Yine Amerika Birleşik
Devletlerinde hangi siyasi partiden veya kim olursa olsun Birliklerinin yani devletlerinin yapısı değişmez, gerek sözlü
gerekse fiili dünya politikaları aynı kalır.
Osmanlı, Siyasi
Birliğin olmayışına, Amerika Birleşik Devletleri ise oluşuna çok iyi örnektir.
Bu iki örnek siyasi
ve sosyal tarih açısından iyi tahlil edilirse BİRLİK olunduğunda neler kazandırabilir, olunmadığında neler kaybettirebilir
gayet iyi izah eder.
Birlik kurmak demek
önce insanın kendi iç dünyasında sonra toplumun iç dinamiklerinde nefs
terbiyesi yapması demektir. Yani “Kendini
öldür, kardeşin ve milletin için yaşa” idealinde olmak demektir.
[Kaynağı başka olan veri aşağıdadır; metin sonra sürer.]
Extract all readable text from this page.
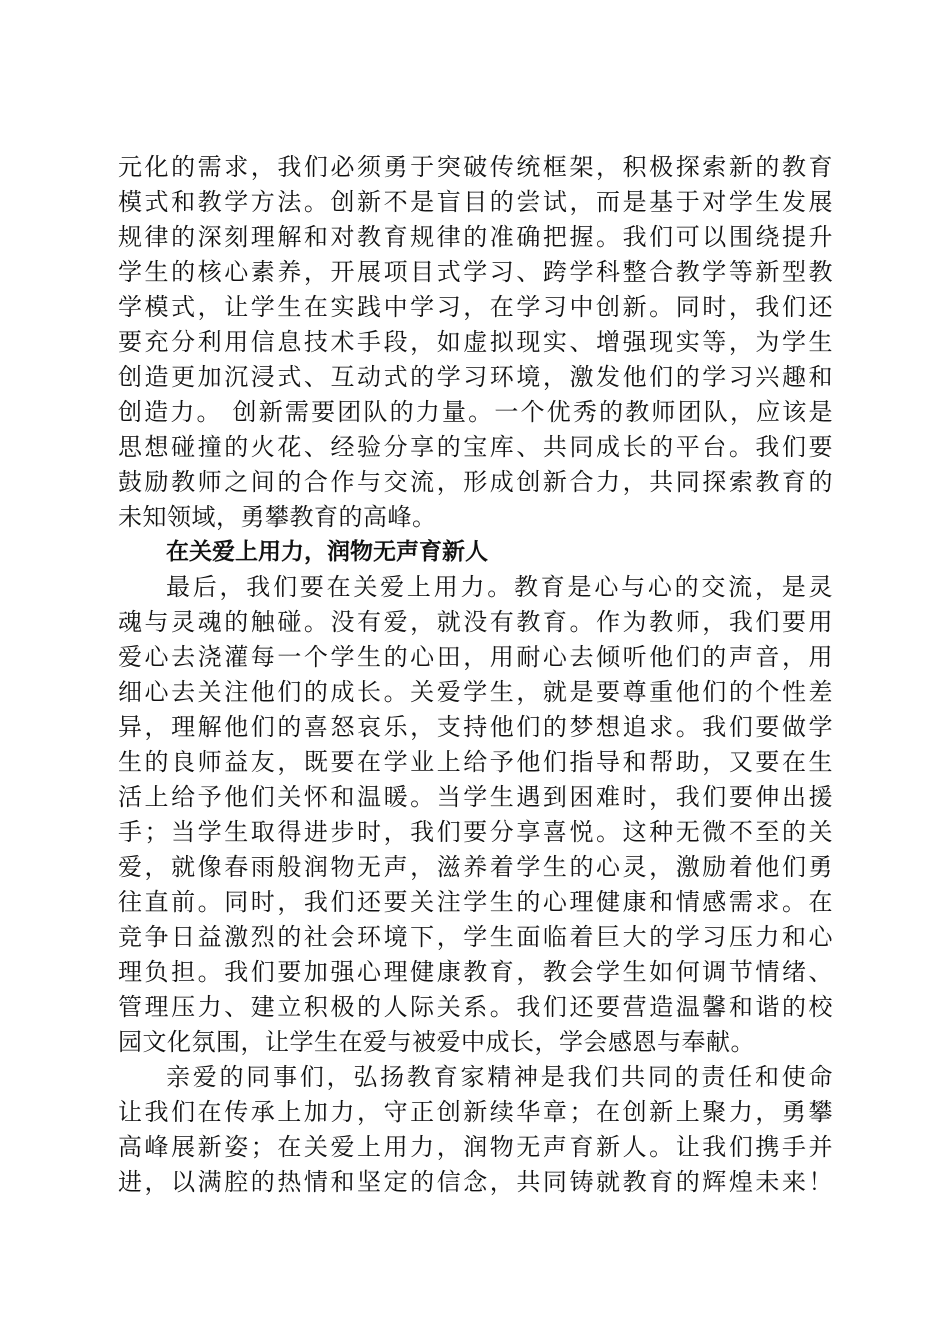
元化的需求，我们必须勇于突破传统框架，积极探索新的教育
模式和教学方法。创新不是盲目的尝试，而是基于对学生发展
规律的深刻理解和对教育规律的准确把握。我们可以围绕提升
学生的核心素养，开展项目式学习、跨学科整合教学等新型教
学模式，让学生在实践中学习，在学习中创新。同时，我们还
要充分利用信息技术手段，如虚拟现实、增强现实等，为学生
创造更加沉浸式、互动式的学习环境，激发他们的学习兴趣和
创造力。 创新需要团队的力量。一个优秀的教师团队，应该是
思想碰撞的火花、经验分享的宝库、共同成长的平台。我们要
鼓励教师之间的合作与交流，形成创新合力，共同探索教育的
未知领域，勇攀教育的高峰。
在关爱上用力，润物无声育新人
最后，我们要在关爱上用力。教育是心与心的交流，是灵
魂与灵魂的触碰。没有爱，就没有教育。作为教师，我们要用
爱心去浇灌每一个学生的心田，用耐心去倾听他们的声音，用
细心去关注他们的成长。关爱学生，就是要尊重他们的个性差
异，理解他们的喜怒哀乐，支持他们的梦想追求。我们要做学
生的良师益友，既要在学业上给予他们指导和帮助，又要在生
活上给予他们关怀和温暖。当学生遇到困难时，我们要伸出援
手；当学生取得进步时，我们要分享喜悦。这种无微不至的关
爱，就像春雨般润物无声，滋养着学生的心灵，激励着他们勇
往直前。同时，我们还要关注学生的心理健康和情感需求。在
竞争日益激烈的社会环境下，学生面临着巨大的学习压力和心
理负担。我们要加强心理健康教育，教会学生如何调节情绪、
管理压力、建立积极的人际关系。我们还要营造温馨和谐的校
园文化氛围，让学生在爱与被爱中成长，学会感恩与奉献。
亲爱的同事们，弘扬教育家精神是我们共同的责任和使命
让我们在传承上加力，守正创新续华章；在创新上聚力，勇攀
高峰展新姿；在关爱上用力，润物无声育新人。让我们携手并
进，以满腔的热情和坚定的信念，共同铸就教育的辉煌未来！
Elbette paranız olacaktır.
Eviniz, arabanız olacaktır. Huzurunuz olacaktır. Ama bunlar olurken
kardeşlerinizde de olmalıdır. Nefs terbiyesi yaptığınız için hem kendinizi
olduracak hem de kardeşlerinizi olduracaksınızdır.
Siz, eğer böyle nefs
terbiyesi yapmayan insan ve toplum oldukça akıl ve ahlakınız yerine nefsiniz
hâkimiyet kuracak, size ve ülkenize ait her ne varsa kötü yönde müdahil
olacaktır. Ve elinizde avucunuzda maddi manevi ne varsa hepsini bozacaktır.
Armudun sapı diyecek bozacaktır. Üzümün çöpü diyecek bozacaktır. Ama o esmer
diyecek yıkacaktır. Ama o kısa boylu diyecek yıkacaktır.
Bir birliğin de tam
olabilmesi için, tam kaliteli olması için nefs terbiyesi yapan düzende “ALLAH’IN İPİNE SIKI SIKI SARILMASI” gerekir.
AKILLILAR VE BİLGELER BİRLİK KURAR,
AKILSIZLAR VE CAHİLLER BİRLİK BOZAR.
O yüzden ülkenizde
cahilliği ve akılsızlığı en aza indirmek için yüksek ter ve kuvvetli bir gayret
göstermelisiniz.
O yüzden ülkenizdeki
akıllı ve bilgelerin sayısını ziyadesiyle arttırmak için önce SİYASİ BİRLİK kurmak sonrasında ise
toplumsal ve kurumsal birlik sayısını yeter sayıya ulaştırmalısınız.
Yoksa camilerde edilen dua ve vaazlar, meydanlarda ve
okullarda atılan nutuklar kuru bir kelamdan öteye geçmez, ülkeniz de yerinde
sayarak ilerlemez ve tefrika asla sona ermez.